Zu deinem Einwand: Es ist ja auch möglich, Eltern und Geschwister und Freunde gleicherart zu lieben, jeden in seiner Besonderheit, zu jedem eine spezielle Beziehung zu haben, ohne dass die Liebe zu den anderen geschmälert wird. Wann eine Beziehung zu Gott so intensiv wird, dass Paulus’ Erfahrung geteilt wird, das ist nur bei wenigen wirklich aktuell. Und dafür ist Marias Rolle schon lange definiert, nämlich dass sie eine Brücke baut vom Menschen zu Gott, so wie Jesus auch. Weil das Entwickeln der Gotteskindschaft in der Praxis nicht ganz so leicht ist.

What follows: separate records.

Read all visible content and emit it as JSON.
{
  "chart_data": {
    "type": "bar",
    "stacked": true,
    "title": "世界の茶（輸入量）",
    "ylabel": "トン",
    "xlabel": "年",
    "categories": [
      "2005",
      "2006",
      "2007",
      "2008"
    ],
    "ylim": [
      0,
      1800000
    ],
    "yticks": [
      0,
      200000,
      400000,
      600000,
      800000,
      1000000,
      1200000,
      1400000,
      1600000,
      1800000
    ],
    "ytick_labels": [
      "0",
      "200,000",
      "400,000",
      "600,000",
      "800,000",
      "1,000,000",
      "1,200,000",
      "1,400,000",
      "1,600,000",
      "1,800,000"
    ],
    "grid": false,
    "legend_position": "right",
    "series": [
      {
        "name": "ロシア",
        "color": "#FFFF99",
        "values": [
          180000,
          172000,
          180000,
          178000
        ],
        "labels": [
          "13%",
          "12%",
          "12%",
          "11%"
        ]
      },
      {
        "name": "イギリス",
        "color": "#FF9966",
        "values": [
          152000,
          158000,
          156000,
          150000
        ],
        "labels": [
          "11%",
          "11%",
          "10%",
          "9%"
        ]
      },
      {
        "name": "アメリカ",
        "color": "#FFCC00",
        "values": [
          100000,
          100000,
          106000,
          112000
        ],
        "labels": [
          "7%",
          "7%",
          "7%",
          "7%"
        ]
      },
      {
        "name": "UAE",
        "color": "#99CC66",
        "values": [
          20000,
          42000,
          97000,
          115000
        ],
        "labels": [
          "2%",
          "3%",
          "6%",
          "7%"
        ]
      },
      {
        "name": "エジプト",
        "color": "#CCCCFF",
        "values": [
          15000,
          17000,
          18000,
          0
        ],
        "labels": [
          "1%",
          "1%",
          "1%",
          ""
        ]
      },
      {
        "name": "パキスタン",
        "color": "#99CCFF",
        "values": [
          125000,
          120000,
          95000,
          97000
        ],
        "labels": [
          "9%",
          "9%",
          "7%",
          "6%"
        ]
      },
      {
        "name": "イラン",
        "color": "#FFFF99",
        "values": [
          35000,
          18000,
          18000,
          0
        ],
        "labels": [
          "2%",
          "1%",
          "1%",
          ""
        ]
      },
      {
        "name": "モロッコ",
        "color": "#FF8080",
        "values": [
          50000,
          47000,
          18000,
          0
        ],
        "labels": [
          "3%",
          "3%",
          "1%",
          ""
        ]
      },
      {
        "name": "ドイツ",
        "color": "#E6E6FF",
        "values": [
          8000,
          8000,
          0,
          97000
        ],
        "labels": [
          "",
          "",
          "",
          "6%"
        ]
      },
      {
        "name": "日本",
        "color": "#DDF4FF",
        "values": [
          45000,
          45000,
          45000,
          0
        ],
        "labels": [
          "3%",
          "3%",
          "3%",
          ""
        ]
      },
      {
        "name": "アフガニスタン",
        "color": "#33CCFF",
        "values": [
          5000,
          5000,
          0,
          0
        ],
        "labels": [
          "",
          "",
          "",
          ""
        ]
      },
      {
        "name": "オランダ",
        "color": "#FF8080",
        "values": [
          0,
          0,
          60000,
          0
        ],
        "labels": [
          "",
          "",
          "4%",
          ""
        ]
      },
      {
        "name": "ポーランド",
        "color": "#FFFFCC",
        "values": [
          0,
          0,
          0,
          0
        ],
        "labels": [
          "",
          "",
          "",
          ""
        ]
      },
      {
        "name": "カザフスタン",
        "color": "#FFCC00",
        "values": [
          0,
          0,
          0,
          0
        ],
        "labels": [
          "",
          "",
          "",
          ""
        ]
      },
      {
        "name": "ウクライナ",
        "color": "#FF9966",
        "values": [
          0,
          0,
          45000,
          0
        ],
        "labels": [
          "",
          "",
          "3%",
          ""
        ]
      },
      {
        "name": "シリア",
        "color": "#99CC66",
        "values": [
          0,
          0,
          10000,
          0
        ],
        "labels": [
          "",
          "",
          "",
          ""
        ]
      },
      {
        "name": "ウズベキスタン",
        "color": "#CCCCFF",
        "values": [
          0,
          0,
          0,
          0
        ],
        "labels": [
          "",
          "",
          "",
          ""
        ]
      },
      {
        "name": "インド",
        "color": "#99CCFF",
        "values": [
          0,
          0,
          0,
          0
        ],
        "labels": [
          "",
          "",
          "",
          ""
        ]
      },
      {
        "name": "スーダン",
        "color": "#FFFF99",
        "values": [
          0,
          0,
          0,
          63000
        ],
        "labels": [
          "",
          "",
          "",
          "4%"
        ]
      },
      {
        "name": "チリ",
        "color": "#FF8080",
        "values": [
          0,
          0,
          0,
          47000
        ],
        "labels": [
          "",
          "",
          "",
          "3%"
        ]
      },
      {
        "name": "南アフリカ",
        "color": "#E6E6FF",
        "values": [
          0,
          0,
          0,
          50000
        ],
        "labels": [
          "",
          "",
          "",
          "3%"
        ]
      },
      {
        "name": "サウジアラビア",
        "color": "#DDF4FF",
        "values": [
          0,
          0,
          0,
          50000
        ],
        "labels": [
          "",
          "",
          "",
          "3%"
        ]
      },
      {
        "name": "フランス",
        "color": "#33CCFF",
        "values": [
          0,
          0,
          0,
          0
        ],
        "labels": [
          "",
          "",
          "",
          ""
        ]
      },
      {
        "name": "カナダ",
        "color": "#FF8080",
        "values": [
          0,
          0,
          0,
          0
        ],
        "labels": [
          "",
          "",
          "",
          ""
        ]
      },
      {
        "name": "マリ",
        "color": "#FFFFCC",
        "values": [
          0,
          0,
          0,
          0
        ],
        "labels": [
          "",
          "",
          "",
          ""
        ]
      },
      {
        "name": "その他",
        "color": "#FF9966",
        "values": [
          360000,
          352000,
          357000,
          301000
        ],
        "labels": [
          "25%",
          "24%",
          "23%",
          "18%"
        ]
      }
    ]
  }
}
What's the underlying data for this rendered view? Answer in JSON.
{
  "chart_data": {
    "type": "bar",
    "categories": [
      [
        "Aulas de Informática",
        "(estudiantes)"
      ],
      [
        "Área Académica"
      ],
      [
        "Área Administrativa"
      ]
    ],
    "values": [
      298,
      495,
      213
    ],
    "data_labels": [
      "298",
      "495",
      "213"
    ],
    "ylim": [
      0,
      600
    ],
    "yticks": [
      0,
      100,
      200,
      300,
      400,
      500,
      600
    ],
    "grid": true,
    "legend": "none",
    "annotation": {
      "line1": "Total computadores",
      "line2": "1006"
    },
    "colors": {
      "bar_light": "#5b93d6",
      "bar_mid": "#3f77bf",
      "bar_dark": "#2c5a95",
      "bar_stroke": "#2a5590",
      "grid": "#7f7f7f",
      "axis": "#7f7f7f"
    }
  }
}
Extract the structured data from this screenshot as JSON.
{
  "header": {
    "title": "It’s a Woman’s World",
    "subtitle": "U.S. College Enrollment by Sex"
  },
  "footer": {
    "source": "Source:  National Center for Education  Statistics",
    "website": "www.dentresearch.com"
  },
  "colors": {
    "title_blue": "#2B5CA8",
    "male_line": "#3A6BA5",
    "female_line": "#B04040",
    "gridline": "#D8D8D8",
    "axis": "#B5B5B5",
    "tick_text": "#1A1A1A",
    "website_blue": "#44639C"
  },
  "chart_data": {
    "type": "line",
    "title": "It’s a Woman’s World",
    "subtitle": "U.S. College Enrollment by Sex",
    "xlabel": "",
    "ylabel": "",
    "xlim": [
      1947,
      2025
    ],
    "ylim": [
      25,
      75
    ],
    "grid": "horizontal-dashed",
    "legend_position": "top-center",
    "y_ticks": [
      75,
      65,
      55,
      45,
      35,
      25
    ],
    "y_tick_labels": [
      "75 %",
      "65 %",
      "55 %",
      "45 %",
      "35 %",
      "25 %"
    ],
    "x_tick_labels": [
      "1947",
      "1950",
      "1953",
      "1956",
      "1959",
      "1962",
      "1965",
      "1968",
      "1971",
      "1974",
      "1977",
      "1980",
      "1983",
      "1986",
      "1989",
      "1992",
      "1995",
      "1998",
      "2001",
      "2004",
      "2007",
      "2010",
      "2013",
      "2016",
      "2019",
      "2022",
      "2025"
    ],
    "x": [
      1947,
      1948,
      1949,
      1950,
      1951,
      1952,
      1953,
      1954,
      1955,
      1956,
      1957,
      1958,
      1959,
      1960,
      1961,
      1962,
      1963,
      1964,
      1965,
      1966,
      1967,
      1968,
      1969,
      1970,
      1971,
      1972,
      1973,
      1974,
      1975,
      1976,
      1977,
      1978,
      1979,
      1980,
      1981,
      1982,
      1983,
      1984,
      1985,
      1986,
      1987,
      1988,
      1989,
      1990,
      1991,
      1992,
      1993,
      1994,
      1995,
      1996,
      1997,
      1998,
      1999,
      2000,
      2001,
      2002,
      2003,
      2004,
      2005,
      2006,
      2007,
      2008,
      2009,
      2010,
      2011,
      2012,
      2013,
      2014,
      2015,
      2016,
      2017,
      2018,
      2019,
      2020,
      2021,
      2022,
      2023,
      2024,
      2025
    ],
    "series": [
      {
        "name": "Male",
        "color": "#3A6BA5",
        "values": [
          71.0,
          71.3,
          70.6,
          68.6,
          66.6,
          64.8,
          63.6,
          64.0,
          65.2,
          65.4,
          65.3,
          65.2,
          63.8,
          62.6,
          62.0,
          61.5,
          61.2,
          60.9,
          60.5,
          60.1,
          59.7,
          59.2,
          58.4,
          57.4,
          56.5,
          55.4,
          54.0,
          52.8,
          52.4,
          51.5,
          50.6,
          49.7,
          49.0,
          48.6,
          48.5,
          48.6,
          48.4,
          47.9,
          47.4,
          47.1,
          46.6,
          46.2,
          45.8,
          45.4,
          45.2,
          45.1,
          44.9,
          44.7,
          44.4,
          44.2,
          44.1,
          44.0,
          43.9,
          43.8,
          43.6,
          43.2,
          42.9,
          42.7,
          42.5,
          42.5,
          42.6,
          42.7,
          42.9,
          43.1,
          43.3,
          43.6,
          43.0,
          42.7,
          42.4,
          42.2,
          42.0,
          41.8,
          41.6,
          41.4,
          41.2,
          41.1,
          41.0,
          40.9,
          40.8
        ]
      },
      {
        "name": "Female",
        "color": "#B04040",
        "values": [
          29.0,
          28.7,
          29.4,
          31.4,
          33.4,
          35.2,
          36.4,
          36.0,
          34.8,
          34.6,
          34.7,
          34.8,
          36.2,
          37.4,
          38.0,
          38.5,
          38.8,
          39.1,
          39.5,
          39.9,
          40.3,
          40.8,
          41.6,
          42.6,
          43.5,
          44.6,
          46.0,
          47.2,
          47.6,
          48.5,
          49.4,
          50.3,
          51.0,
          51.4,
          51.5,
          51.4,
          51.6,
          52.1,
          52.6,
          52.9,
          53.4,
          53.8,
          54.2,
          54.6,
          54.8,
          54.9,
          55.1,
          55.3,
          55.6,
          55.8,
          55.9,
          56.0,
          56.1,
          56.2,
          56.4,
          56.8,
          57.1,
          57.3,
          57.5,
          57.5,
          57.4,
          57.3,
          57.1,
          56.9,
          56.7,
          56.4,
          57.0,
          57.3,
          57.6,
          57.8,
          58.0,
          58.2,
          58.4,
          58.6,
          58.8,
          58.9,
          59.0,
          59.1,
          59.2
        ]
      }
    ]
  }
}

Nun ist es eine Herausforderung, ein nicht direkt sichtbares Wesen wie Gott (und auch Maria) zu lieben. Lieben kann man doch nur jemanden, den man kennt. Ich denke, der Prozeß des Kennenlernens auf dieser sehr geistigen Ebene ist das Spannende an der Beziehung Mensch/Gott und auch Mensch/Maria. Da kann durch eine aufkeimende Faszination eine Menge passieren, was man nie gedacht hätte. Es gehören da zwei dazu, du und Gott, du und Maria. Wer sollte dir da reinreden dürfen?
Anregungen für das Kennenlernen, für die erwachende Neugier gibt es auf meiner hp. Mal geguckt?
Gruß, Geris
Wenn man jedoch Aporte jetzt befürwortet, nur weil heute die
entsprechende Moral/Werte in einigen Teilen der Welt anders
sind, macht man genau das gleiche wie man damals gemacht hat,
nur in eine andere Extremrichtung. Aporte widersprechen
nämlich genau so wie die Marienanbetung grundsätzlich der
Bibel! Schlussendlich ist es auch eine Tötung. Und heute weiss
man ja, das mit der Zeugung schon alles da ist und das Kind
nur noch wachsen und sich entwickeln muss. D.h. auch
medizinisch gesehen ist jeder Embryo schon ein Mensch. Die
Festlegung während einer gewissen Zeitspanne den Empryo nicht
als Mensch anzuerkennen, ist also völlig willkürlich und auch
nicht medizisch geschweige den ethisch begründbar.gut… dass es auch eine Tötung ist und auch schon im Judentum
beim „Zweifelsfall“ das Gebot: „Du sollst nicht töten“ an
erster Stelle steht habe ich sogar persönlich zu einem anderen
Thema schon geäußert…
Die genauere Übersetzung heisst eigentlich, Du sollst nicht morden
hmm war wohl ein blödes Beispiel von
mir…
weiss nicht, finde einfach, dass man christliche Grundsätze nicht den Modeströmungen anpassen darf. Zur Zeit des Dritten Reiches war auch vieles richtig, von dem wir heute entsetzt sind.
Ich zweifle da auch schon an meiner eigenen Meinung: Indem ich
die Verhütung zulasse entscheide ich über Leben (und Tod -
Krankheiten?)genauso, wie beim Schwangerschaftsabbruch…
Nein, sonst würdest Du jedesmal wenn Du nicht mit deinem Partner schläfst, auch über leben und Tod entscheiden. Man kann nur über den Tod von etwas entscheiden das schon lebt. Wenn man verhütet, verhindert man das ein leben entssteht, genau so, wie man dies verhindert, wenn man enthaltsam ist
so
hart es vielleicht klingt, aber ich denke die kath. Kirche
zeigt in diesem Thema eine gewisse Souveränität: Wenn wir uns
dem Irdischen (Sex) nicht so tierisch hingeben würden, wären
wir auch nicht derart in Gefahr einer Krankheit oder einer
ungewollten Schwangerschaft. So ähnlich hat es einmal Papst
J-P II. erklärt. Ich möchte hier dies aber nicht weiter
werten… das wäre aber ein tolles neues Thema!
Da hingegen stimme ich Dir voll zu. Denke aber, ein sich nicht tierisch hingeben kann man auch obwohl man verhütet.